タイトルがえらく硬くなってしまいましたが・・・
私がここ1週間ほど悩んでいた論文課題です。
課題といっても自主ゼミ課題なので、本当は悩んでる暇を作ってる場合なんてなくて授業の勉強をしないといけなかったんですが、ついつい気になってずーっと考えてました。
おかげで、授業の予習・復習なんて完全に履行遅滞です
何を悩んでいたかというと、もう学習したことのある方は1度はぶち当たる壁だと思われる、
「履行補助者の故意・過失」
の問題です。
履行補助者と、安全配慮義務で問題になるのは民法百選Ⅱ〔第5版 新法対応〕の№1、№2の解釈論であると思われます。
今通説なのは我妻先生の説ですが、我妻説だと№2の判例とは結論を異にします。
判例と同じ結論にならないから・・・なんていう理由でこの説に反対するつもりはありませんが、通説だからという理由でこの説に賛成する気にもなれません。
なぜか。
だって、「真の履行補助者」は自己の手足となって活動するからその責任は本人が負うけど、「履行代行者」はそうじゃないから責任は負いません。
って変じゃないですか??
例えばタンスの売買契約を結んで、その運送まで売主の債務であったとします。
しかし、その運送を債務者の雇用する従業員がすれば、運送中事故でタンスが毀損したことについて責任をとってくれるのに、
その運送を宅配業者に委託すれば、履行代行者にあたるから、運送中の事故の責任は負いません、という結果になってしまう。
これだったら、債務者は履行代行者を使うに決まってるじゃないですか。
そして、債権者は債務者が履行代行者を使うかどうかに関与はできないのが一般だと思います。お店で「履行代行者は使わないでください」なんて普通言わないし、言えないですよね。
とすれば、債務者は自分で責任の内容を変えられる(履行補助者を使うことで責任を軽くできる)のに、債権者はそれについて何も言えないってことです。
これって不公平じゃないですか?
で、そこで現れる有力説。
加藤雅信先生の本(確か「新民法大系」)にわかりやすい説明があるので興味のある方はそちらを読んでください。
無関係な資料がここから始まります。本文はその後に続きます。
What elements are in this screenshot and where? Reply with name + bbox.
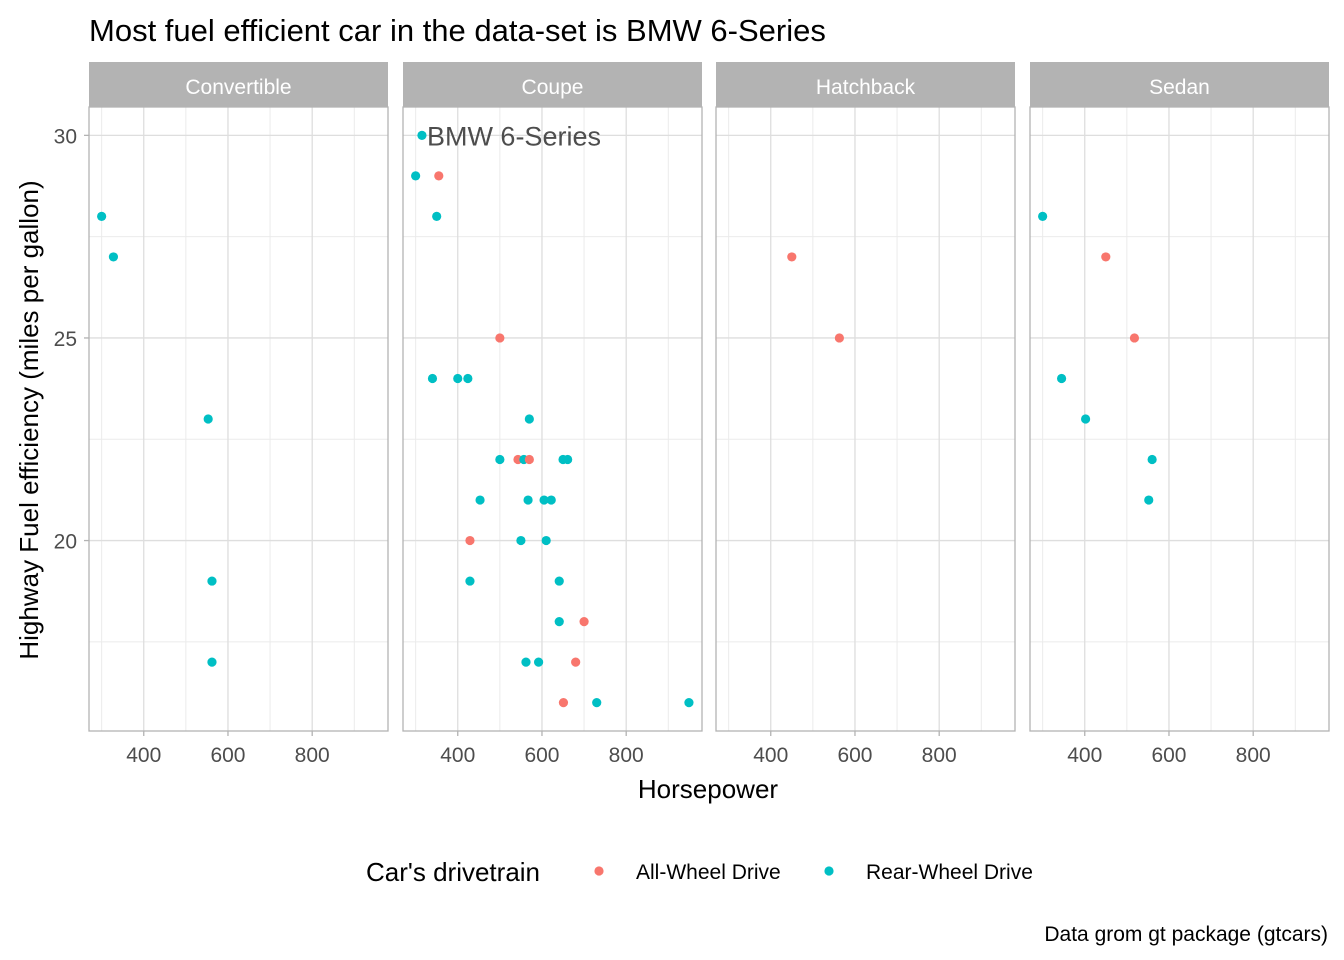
chart-title: Most fuel efficient car in the data-set … <box>89 13 826 48</box>
data-point-rwd <box>207 657 217 667</box>
data-point-awd <box>1101 252 1111 262</box>
data-point-rwd <box>1080 414 1091 424</box>
panel-border <box>402 106 703 732</box>
data-point-rwd <box>539 495 549 505</box>
x-tick-label: 800 <box>922 744 957 767</box>
data-point-awd <box>524 454 534 465</box>
legend-label: Rear-Wheel Drive <box>866 861 1033 884</box>
data-point-rwd <box>1038 211 1048 222</box>
caption: Data grom gt package (gtcars) <box>1044 923 1328 946</box>
x-tick-label: 600 <box>524 744 559 767</box>
legend-key <box>824 866 834 876</box>
data-point-awd <box>434 171 444 181</box>
legend-entry-awd: All-Wheel Drive <box>594 861 781 884</box>
data-point-rwd <box>432 211 442 222</box>
data-point-rwd <box>463 373 473 384</box>
data-point-rwd <box>417 130 427 140</box>
data-point-rwd <box>534 657 544 667</box>
point-annotation: BMW 6-Series <box>427 121 601 151</box>
y-tick-label: 25 <box>54 328 77 351</box>
x-tick-label: 600 <box>1151 744 1186 767</box>
data-point-rwd <box>524 414 534 424</box>
panel-border <box>88 106 389 732</box>
data-point-rwd <box>546 495 556 505</box>
facet-strip <box>1030 62 1329 107</box>
data-point-rwd <box>465 576 475 586</box>
data-point-rwd <box>684 698 694 708</box>
data-point-rwd <box>495 454 505 465</box>
data-point-awd <box>579 616 589 627</box>
data-point-rwd <box>563 454 573 465</box>
x-tick-label: 400 <box>1067 744 1102 767</box>
facet-strip-label: Coupe <box>522 76 584 99</box>
data-point-rwd <box>521 657 531 667</box>
data-point-rwd <box>453 373 463 384</box>
facet-strip-label: Convertible <box>185 76 291 99</box>
data-point-rwd <box>1056 373 1067 384</box>
legend-entry-rwd: Rear-Wheel Drive <box>824 861 1033 884</box>
legend-title: Car's drivetrain <box>366 857 540 887</box>
legend: Car's drivetrain All-Wheel Drive Rear-Whe… <box>366 857 1033 887</box>
data-point-rwd <box>554 576 564 586</box>
x-tick-label: 800 <box>609 744 644 767</box>
data-point-rwd <box>475 495 485 505</box>
panel-border <box>1029 106 1330 732</box>
y-axis-title: Highway Fuel efficiency (miles per gallo… <box>14 180 44 659</box>
facet-panel-sedan: Sedan 400 600 800 <box>1029 62 1330 767</box>
x-tick-label: 400 <box>126 744 161 767</box>
panel-border <box>715 106 1016 732</box>
data-point-awd <box>465 535 475 546</box>
facet-panel-convertible: Convertible 400 600 800 20 25 30 <box>54 62 389 767</box>
data-point-awd <box>834 333 844 343</box>
panel-background <box>716 107 1015 731</box>
data-point-rwd <box>207 576 217 586</box>
x-tick-label: 800 <box>295 744 330 767</box>
data-point-rwd <box>516 535 526 546</box>
y-tick-label: 20 <box>54 531 77 554</box>
data-point-rwd <box>554 616 564 627</box>
data-point-awd <box>1129 333 1140 343</box>
facet-strip <box>89 62 388 107</box>
data-point-rwd <box>1144 495 1154 505</box>
panel-background <box>89 107 388 731</box>
facet-panel-hatchback: Hatchback 400 600 800 <box>715 62 1016 767</box>
facet-strip <box>716 62 1015 107</box>
x-tick-label: 600 <box>210 744 245 767</box>
data-point-rwd <box>541 535 551 546</box>
panel-background <box>403 107 702 731</box>
legend-label: All-Wheel Drive <box>636 861 781 884</box>
facet-strip-label: Hatchback <box>816 76 916 99</box>
facet-panels: Convertible 400 600 800 20 25 30 Coupe 400 600 800… <box>54 62 1330 767</box>
legend-key <box>594 866 604 876</box>
facet-strip <box>403 62 702 107</box>
panel-background <box>1030 107 1329 731</box>
x-tick-label: 400 <box>753 744 788 767</box>
x-axis-title: Horsepower <box>638 774 779 804</box>
facet-strip-label: Sedan <box>1149 76 1210 99</box>
x-tick-label: 400 <box>440 744 475 767</box>
legend-entries: All-Wheel Drive Rear-Wheel Drive <box>594 861 1033 884</box>
data-point-awd <box>558 698 569 708</box>
data-point-awd <box>495 333 505 343</box>
data-point-awd <box>571 657 581 667</box>
data-point-rwd <box>108 252 119 262</box>
data-point-rwd <box>203 414 213 424</box>
facet-panel-coupe: Coupe 400 600 800 BMW 6-Series <box>402 62 703 767</box>
data-point-rwd <box>523 495 533 505</box>
data-point-awd <box>787 252 797 262</box>
y-tick-label: 30 <box>54 125 77 148</box>
data-point-rwd <box>592 698 602 708</box>
x-tick-label: 600 <box>837 744 872 767</box>
data-point-rwd <box>411 171 421 181</box>
data-point-rwd <box>97 211 107 222</box>
data-point-rwd <box>427 373 438 384</box>
data-point-rwd <box>1147 454 1157 465</box>
x-tick-label: 800 <box>1236 744 1271 767</box>
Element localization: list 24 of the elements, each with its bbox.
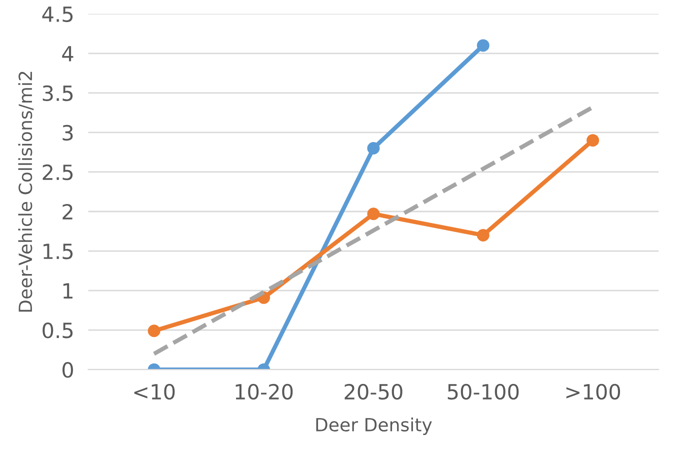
x-axis-title: Deer Density bbox=[316, 418, 432, 436]
line-series bbox=[152, 105, 595, 356]
y-tick-label: 2 bbox=[62, 204, 72, 220]
y-tick-label: 4.5 bbox=[42, 6, 73, 22]
y-tick-label: 3.5 bbox=[42, 85, 73, 102]
y-tick-label: 2.5 bbox=[42, 164, 73, 180]
point bbox=[367, 208, 380, 220]
y-tick-label: 1 bbox=[63, 283, 72, 298]
y-axis-title: Deer-Vehicle Collisions/mi2 bbox=[18, 72, 34, 312]
point bbox=[367, 142, 380, 154]
y-tick-label: 3 bbox=[62, 124, 73, 141]
x-tick-label: 50-100 bbox=[448, 384, 519, 400]
point bbox=[476, 39, 490, 52]
y-tick-label: 4 bbox=[62, 46, 74, 62]
point bbox=[148, 324, 160, 338]
x-tick-label: 20-50 bbox=[344, 384, 402, 400]
x-tick-label: 10-20 bbox=[236, 384, 293, 400]
y-tick-label: 0.5 bbox=[42, 322, 73, 338]
x-tick-label: <10 bbox=[134, 384, 175, 400]
point bbox=[586, 134, 600, 147]
point bbox=[476, 228, 490, 242]
y-tick-label: 0 bbox=[62, 362, 73, 378]
x-tick-label: >100 bbox=[566, 384, 620, 400]
y-tick-label: 1.5 bbox=[44, 244, 73, 260]
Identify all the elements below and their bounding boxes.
これは一般の感覚にもすごくマッチします。内田先生もこの説に肯定的です。内田先生の本も読んでみるとこれまたよくわかります。
で、何が問題だったかって、通説で書けるんならぜひそうしたいけど、納得いかない通説で書かなきゃいかんのかってことです。
まだわからないけど、なんだかんだ通説で書くことにしちゃうのかもしれないけど、ただただ通説の理解だけする勉強はとりあえず嫌だなぁって思った一週間でした。